Frank Abate abatefr at EARTHLINK.NET
Sat May 18 00:08:24 UTC 2002


In a message dated 5/16/2002 11:37:51 AM, andrew.danielson at CMU.EDU writes:

<< Does anyone have a handy (and preferably online) reference for looking
up words by constituent parts?  Of course prefixes can be found in any
regular dictionary, but I occasionally want to be able to look up words
by base part, suffix, or collocated particle. >>

To which Ron Butters replied:

>>

Lawrence Urdang a number of years ago published a two-volume dictionary of
suffixes, I believe. He also put together a prefix dictionary, I believe. I
don't know of any dicitonary of English infixes, but there are very few of
them, as we all know.

Wouldn't "base parts" and "collocated particles" mostly be found in regular
dictionaries as well? Aren't they mostly free morphemes in English
(apologies to -COUTH, etc.)?

<<

Urdang (for the record, it's "Laurence") edited two different books, both
published by Gale in the 1980s (and long since out of print, I believe, but
in many good libraries, and perhaps available used), one called Prefixes and
the other called Suffixes.  These are quite comprehensive and good, in that
they cover all manner of "word-initial" and "word-final" elements in
English, running into 1000+ entries (Prefixes is much longer) in each.  For
each entry, the affix is ID'd, given a def (or defs), and shown in several
example words.

Interestingly, the Suffixes title is organized in right-to-left alpha order,
making it somewhat confusing to anyone who doesn't check the front matter.
However, it also has a conventional left-to-right alpha index of all the
suffixes covered, keyed to the entries in the text, which are numbered
sequentially.  The reason for this was Urdang's insightful observation that,
unlike with prefixes, one can never be sure (without linguistic expertise)
where a suffix begins.  But we all can see where a suffix ends.

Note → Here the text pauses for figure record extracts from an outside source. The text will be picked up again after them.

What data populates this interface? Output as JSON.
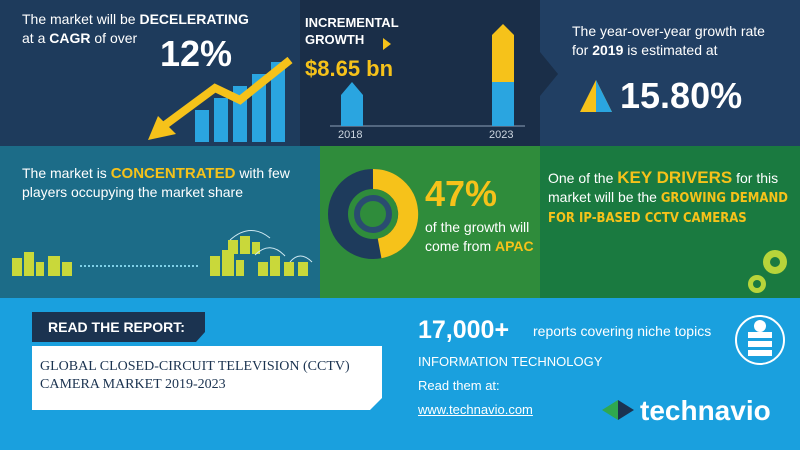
{
  "cagr_panel": {
    "line1_prefix": "The market will be",
    "line1_emphasis": "DECELERATING",
    "line2_prefix": "at a",
    "line2_emphasis": "CAGR",
    "line2_suffix": "of over",
    "value": "12%"
  },
  "incremental_panel": {
    "label_line1": "INCREMENTAL",
    "label_line2": "GROWTH",
    "value": "$8.65 bn",
    "start_year": "2018",
    "end_year": "2023"
  },
  "yoy_panel": {
    "line1": "The year-over-year growth rate",
    "line2_prefix": "for",
    "line2_emphasis": "2019",
    "line2_suffix": "is estimated at",
    "value": "15.80%"
  },
  "concentration_panel": {
    "prefix": "The market is",
    "emphasis": "CONCENTRATED",
    "suffix": "with few players occupying the market share"
  },
  "region_panel": {
    "value": "47%",
    "line1": "of the growth will",
    "line2_prefix": "come from",
    "line2_emphasis": "APAC"
  },
  "drivers_panel": {
    "prefix": "One of the",
    "emphasis": "KEY DRIVERS",
    "middle": "for this market will be the",
    "driver": "GROWING DEMAND FOR IP-BASED CCTV CAMERAS"
  },
  "report": {
    "banner": "READ THE REPORT:",
    "title": "GLOBAL CLOSED-CIRCUIT TELEVISION (CCTV) CAMERA MARKET 2019-2023"
  },
  "library": {
    "count": "17,000+",
    "count_caption": "reports covering niche topics",
    "category": "INFORMATION TECHNOLOGY",
    "read_prompt": "Read them at:",
    "url": "www.technavio.com"
  },
  "brand": {
    "logo": "technavio"
  }
}
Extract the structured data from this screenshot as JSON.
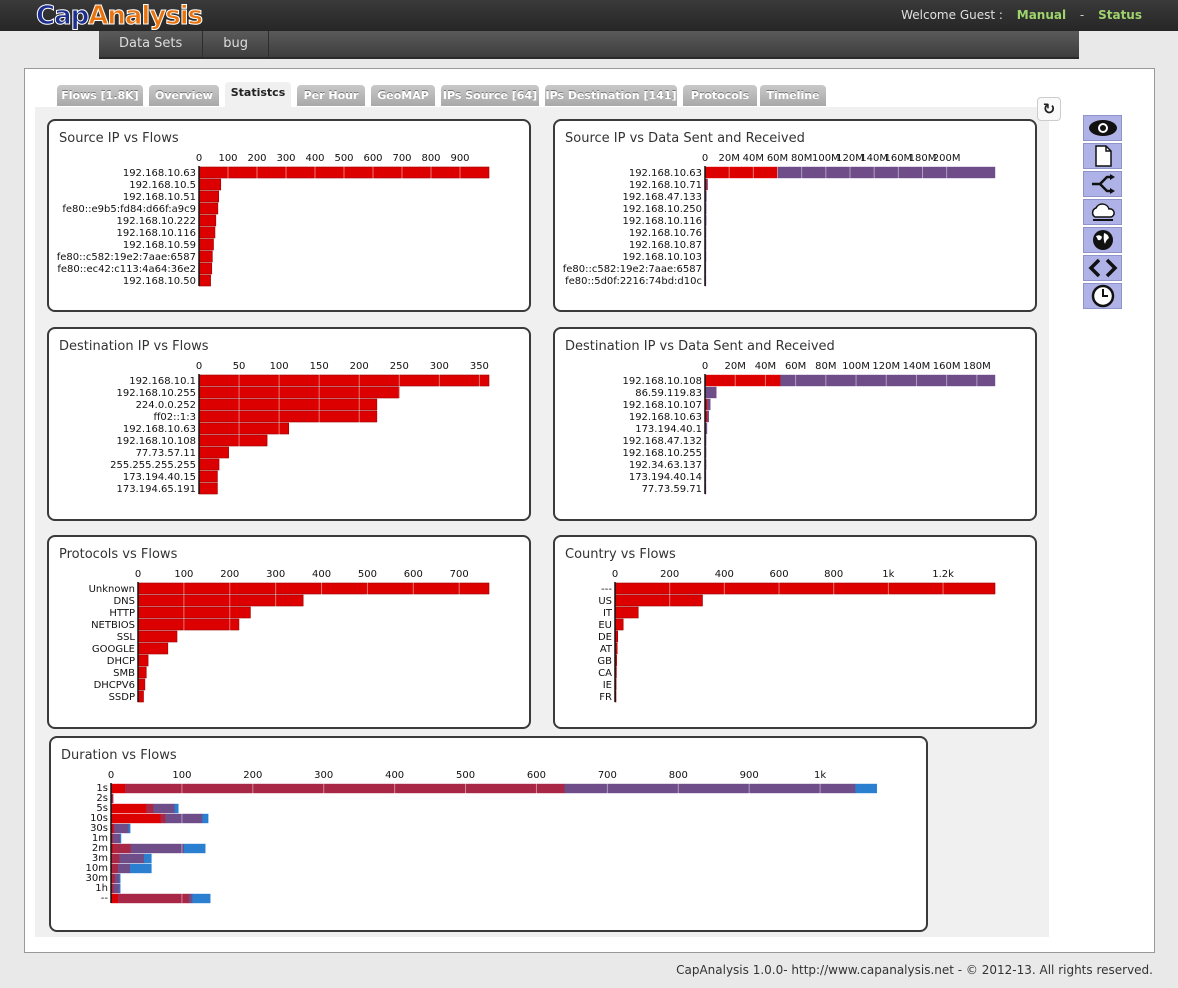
{
  "header": {
    "logo_text_1": "Cap",
    "logo_text_2": "Analysis",
    "welcome": "Welcome Guest :",
    "manual": "Manual",
    "separator": "-",
    "status": "Status"
  },
  "nav": {
    "items": [
      "Data Sets",
      "bug"
    ]
  },
  "tabs": [
    "Flows [1.8K]",
    "Overview",
    "Statistcs",
    "Per Hour",
    "GeoMAP",
    "IPs Source [64]",
    "IPs Destination [141]",
    "Protocols",
    "Timeline"
  ],
  "active_tab": "Statistcs",
  "sidebar_icons": [
    "eye-icon",
    "document-icon",
    "split-arrows-icon",
    "protocols-cloud-icon",
    "globe-icon",
    "code-brackets-icon",
    "clock-icon"
  ],
  "colors": {
    "flows": "#dd0000",
    "sent": "#dd0000",
    "received": "#6e4d89",
    "accent": "#9fd36b",
    "blue": "#2b7fd1"
  },
  "footer": "CapAnalysis 1.0.0- http://www.capanalysis.net - © 2012-13. All rights reserved.",
  "chart_data": [
    {
      "type": "bar",
      "title": "Source IP vs Flows",
      "categories": [
        "192.168.10.63",
        "192.168.10.5",
        "192.168.10.51",
        "fe80::e9b5:fd84:d66f:a9c9",
        "192.168.10.222",
        "192.168.10.116",
        "192.168.10.59",
        "fe80::c582:19e2:7aae:6587",
        "fe80::ec42:c113:4a64:36e2",
        "192.168.10.50"
      ],
      "values": [
        1000,
        75,
        68,
        65,
        58,
        55,
        50,
        46,
        44,
        40
      ],
      "xlim": [
        0,
        1000
      ],
      "ticks": [
        0,
        100,
        200,
        300,
        400,
        500,
        600,
        700,
        800,
        900
      ],
      "tick_labels": [
        "0",
        "100",
        "200",
        "300",
        "400",
        "500",
        "600",
        "700",
        "800",
        "900"
      ]
    },
    {
      "type": "bar",
      "title": "Source IP vs Data Sent and Received",
      "categories": [
        "192.168.10.63",
        "192.168.10.71",
        "192.168.47.133",
        "192.168.10.250",
        "192.168.10.116",
        "192.168.10.76",
        "192.168.10.87",
        "192.168.10.103",
        "fe80::c582:19e2:7aae:6587",
        "fe80::5d0f:2216:74bd:d10c"
      ],
      "series": [
        {
          "values": [
            60,
            1.5,
            0.5,
            0.3,
            0.3,
            0.2,
            0.2,
            0.2,
            0.1,
            0.1
          ]
        },
        {
          "values": [
            180,
            0.3,
            0.2,
            0.1,
            0.1,
            0.1,
            0.1,
            0.1,
            0.1,
            0.1
          ]
        }
      ],
      "xlim": [
        0,
        240
      ],
      "ticks": [
        0,
        20,
        40,
        60,
        80,
        100,
        120,
        140,
        160,
        180,
        200
      ],
      "tick_labels": [
        "0",
        "20M",
        "40M",
        "60M",
        "80M",
        "100M",
        "120M",
        "140M",
        "160M",
        "180M",
        "200M"
      ]
    },
    {
      "type": "bar",
      "title": "Destination IP vs Flows",
      "categories": [
        "192.168.10.1",
        "192.168.10.255",
        "224.0.0.252",
        "ff02::1:3",
        "192.168.10.63",
        "192.168.10.108",
        "77.73.57.11",
        "255.255.255.255",
        "173.194.40.15",
        "173.194.65.191"
      ],
      "values": [
        362,
        250,
        222,
        222,
        112,
        85,
        37,
        25,
        23,
        23
      ],
      "xlim": [
        0,
        362
      ],
      "ticks": [
        0,
        50,
        100,
        150,
        200,
        250,
        300,
        350
      ],
      "tick_labels": [
        "0",
        "50",
        "100",
        "150",
        "200",
        "250",
        "300",
        "350"
      ]
    },
    {
      "type": "bar",
      "title": "Destination IP vs Data Sent and Received",
      "categories": [
        "192.168.10.108",
        "86.59.119.83",
        "192.168.10.107",
        "192.168.10.63",
        "173.194.40.1",
        "192.168.47.132",
        "192.168.10.255",
        "192.34.63.137",
        "173.194.40.14",
        "77.73.59.71"
      ],
      "series": [
        {
          "values": [
            50,
            0.5,
            1.5,
            1.5,
            0.3,
            0.2,
            0.2,
            0.2,
            0.1,
            0.1
          ]
        },
        {
          "values": [
            142,
            7,
            2,
            1,
            1,
            0.5,
            0.5,
            0.5,
            0.5,
            0.5
          ]
        }
      ],
      "xlim": [
        0,
        192
      ],
      "ticks": [
        0,
        20,
        40,
        60,
        80,
        100,
        120,
        140,
        160,
        180
      ],
      "tick_labels": [
        "0",
        "20M",
        "40M",
        "60M",
        "80M",
        "100M",
        "120M",
        "140M",
        "160M",
        "180M"
      ]
    },
    {
      "type": "bar",
      "title": "Protocols vs Flows",
      "categories": [
        "Unknown",
        "DNS",
        "HTTP",
        "NETBIOS",
        "SSL",
        "GOOGLE",
        "DHCP",
        "SMB",
        "DHCPV6",
        "SSDP"
      ],
      "values": [
        765,
        360,
        245,
        220,
        85,
        65,
        22,
        18,
        15,
        12
      ],
      "xlim": [
        0,
        765
      ],
      "ticks": [
        0,
        100,
        200,
        300,
        400,
        500,
        600,
        700
      ],
      "tick_labels": [
        "0",
        "100",
        "200",
        "300",
        "400",
        "500",
        "600",
        "700"
      ]
    },
    {
      "type": "bar",
      "title": "Country vs Flows",
      "categories": [
        "---",
        "US",
        "IT",
        "EU",
        "DE",
        "AT",
        "GB",
        "CA",
        "IE",
        "FR"
      ],
      "values": [
        1390,
        320,
        85,
        30,
        10,
        8,
        6,
        5,
        4,
        3
      ],
      "xlim": [
        0,
        1390
      ],
      "ticks": [
        0,
        200,
        400,
        600,
        800,
        1000,
        1200
      ],
      "tick_labels": [
        "0",
        "200",
        "400",
        "600",
        "800",
        "1k",
        "1.2k"
      ]
    },
    {
      "type": "bar",
      "title": "Duration vs Flows",
      "categories": [
        "1s",
        "2s",
        "5s",
        "10s",
        "30s",
        "1m",
        "2m",
        "3m",
        "10m",
        "30m",
        "1h",
        "--"
      ],
      "series": [
        {
          "name": "",
          "values": [
            20,
            0,
            50,
            70,
            3,
            2,
            3,
            2,
            2,
            2,
            2,
            10
          ],
          "color": "#dd0000"
        },
        {
          "name": "",
          "values": [
            620,
            3,
            10,
            7,
            2,
            1,
            25,
            10,
            8,
            4,
            2,
            100
          ],
          "color": "#a82747"
        },
        {
          "name": "",
          "values": [
            410,
            0,
            30,
            52,
            20,
            10,
            75,
            35,
            17,
            6,
            8,
            5
          ],
          "color": "#6e4d89"
        },
        {
          "name": "",
          "values": [
            30,
            0,
            5,
            8,
            2,
            1,
            30,
            10,
            30,
            1,
            1,
            25
          ],
          "color": "#2b7fd1"
        }
      ],
      "xlim": [
        0,
        1100
      ],
      "ticks": [
        0,
        100,
        200,
        300,
        400,
        500,
        600,
        700,
        800,
        900,
        1000
      ],
      "tick_labels": [
        "0",
        "100",
        "200",
        "300",
        "400",
        "500",
        "600",
        "700",
        "800",
        "900",
        "1k"
      ]
    }
  ]
}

The guy who compiled these was Alexander Humez, a quondam IE philologist,
who did a very careful and very exacting job.  (Where are you Alex?)

Also for the record, these were among the first dictionaries ever to be
compiled on a personal computer.  Humez used an Urdang-supplied Osborne
computer, which (for those who may not know) was a pre-IBM PC, vintage 1981.
It weighed about 22 pounds, and had an 8-inch monochrome (green on black)
screen.  The operating system was (pre-Microsoft) CPM (which required 2 KB
or so -- yes, 2 KB!), which was loaded into RAM from a 5.25-inch floppy.
Osbornes had twin floppy drives (no hard drive), one for loading in
application software, the other for writing data produced.  The
word-processing software was Wordstar.  Urdang wrote a bunch of macros to
code in the necessary typographic detail, and a user's manual for Humez to
use to learn the system, the macros, and how to apply them.

Humez never printed out any of his work at his end.  He mailed floppies (no
e-mail then), which were printed out, edited, and corrected to floppies at
Urdang's offices.  Then corrected floppies were sent to the typesetter for
what was then called "automated typesetting".  Bottom line -- the system
worked, and saved hundreds of hours of drudgery.

Not many people know about this pioneering work.